Langsam schloss Erik die Augen und atmete tief durch. Sofort ermahnte ihn seine innere Stimme bloß nicht schon wieder einzupennen. Auch wenn er diesmal das T-Shirt noch anhatte, wollte Erik dem Rest dieses Körpers keinen weiteren Schaden mehr zufügen.
Im Hintergrund konnte er das Geschnatter der Mädchen hören. Wie sie immer wieder versuchen, ihren Lehrer dazu zu bringen, sich an den Gesprächen zu beteiligen. Wenn Berger etwas sagte, war es aber meistens eher einsilbig. Nie unfreundlich. Nein, da schwang stets dieses beschissene Lächeln mit.
Tatsächlich ebbte das Gespräch immer weiter ab, die Stimmen der Mädchen wurden leiser, Bergers Antworten seltener. Als Erik sie gar nicht mehr hören konnte, drehte er sich irgendwann langsam auf den Rücken und den Kopf noch weiter nach rechts. Alles, was er sah, war jedoch Bergers eigene Rückseite.

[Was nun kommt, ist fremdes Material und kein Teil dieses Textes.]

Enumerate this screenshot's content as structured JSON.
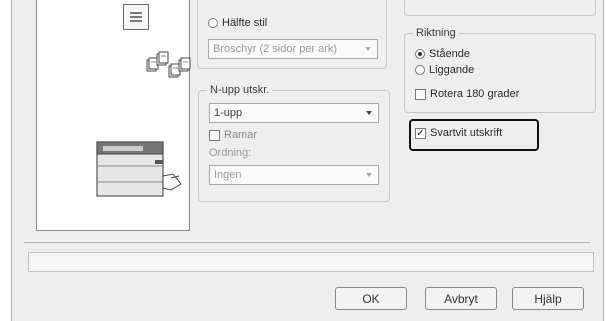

‚Weiterhin das beschissene Hemd an‘, dachte Erik prompt mit einem mentalen Grummeln. ‚Dass das dem Kerl nicht viel zu warm ist ...‘
Erik selbst schwitzte schon in einem hellen T-Shirt deutlich zu heftig. Wie gebannt starrte er auf die Schweißtropfen, die sich unübersehbar in Bergers Nacken sammelten. Langsam rutschte einer davon herab und verschwand hinter dem beschissenen Hemdkragen. Angenehm konnte das Ding nicht sein. Trotzdem ertrug der Kerl es stoisch.
‚Warum?‘
Erik jedenfalls war die Hitze zu viel, um sie noch länger zu ertragen. Also richtete er sich auf und ließ einen Blick über den Strandabschnitt wandern. Ein paar Meter von ihnen entfernt sah er zwei Handtücher im Sand liegen. Die gehörten offenbar Hanna und Alina, einer weiteren Mitschülerin. Beide planschten scheinbar ausgelassen im Meer, wie Erik kurz darauf feststellte. Die anderen Mädels, die mit ihnen hergekommen waren, konnte er nirgendwo mehr entdecken.